Court records showed no past suits involving Kleinworth, although McManus says in an affidavit that Baylor officials were well aware of the history of sexually abusive conduct by the lobbyist.

She says the school investigated him for inappropriate comments and advances toward another female employee in 1995. "Despite admitting his guilt, he received no sanction, reprimand or counseling," McManus told the EEOC. "Mr. Kleinworth's tales of prostitutes, topless bars and sexual affairs are also routine within the walls of Baylor."

She reported that she had to keep secret various flings he had with other women, including a Travis County prosecutor, a Harris County hospital district worker and a top aide for a state senator. McManus says her silence had to extend to his use of an Austin apartment -- one paid for by Baylor -- where he had his trysts with women.

"Mr. Kleinworth instructed me that if anything happened to him, I had to burn his files regarding these matters," she stated in her affidavit.

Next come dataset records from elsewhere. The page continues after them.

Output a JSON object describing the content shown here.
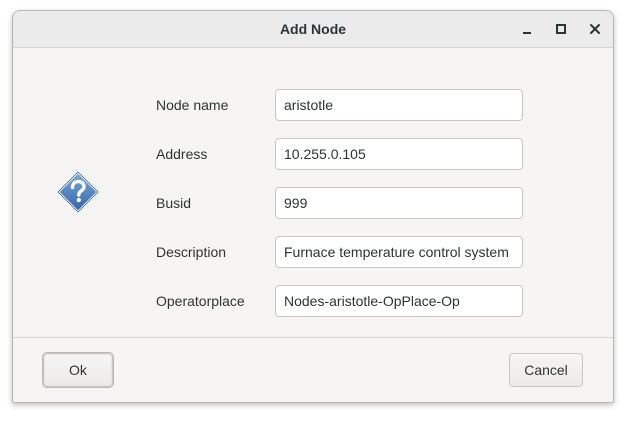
{
  "window": {
    "title": "Add Node"
  },
  "form": {
    "fields": [
      {
        "label": "Node name",
        "value": "aristotle"
      },
      {
        "label": "Address",
        "value": "10.255.0.105"
      },
      {
        "label": "Busid",
        "value": "999"
      },
      {
        "label": "Description",
        "value": "Furnace temperature control system"
      },
      {
        "label": "Operatorplace",
        "value": "Nodes-aristotle-OpPlace-Op"
      }
    ]
  },
  "buttons": {
    "ok_label": "Ok",
    "cancel_label": "Cancel"
  },
  "icons": {
    "dialog_icon": "question-icon",
    "accent_color": "#3d74b8"
  }
}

John T. Simpson Jr., McManus's attorney, says at least one of Kleinworth's paramours had her own key to the Baylor-funded apartment to expedite her affair with the lobbyist.

"He had the key, and so did one of his girlfriends," Simpson says. "It is like a soap opera. This is unbelievable -- people pulling in millions of dollars a year acting like this. They are supposed to be representing the best and brightest of Baylor College -- and they are just out sleeping around with each other."

Simpson says the former Baylor worker who reported Kleinworth's conduct in 1995 has moved to California. "She can't believe he's still in his same position and that he's doing it again," the attorney says. "The way Baylor allows the men to treat women is just ridiculous."

The school has instituted a zero-tolerance policy against Internet porn on Baylor computers, and a few employees have been fired when obscene photos were found on their hard drives, Simpson says, contrasting that with Kleinworth's continued employment.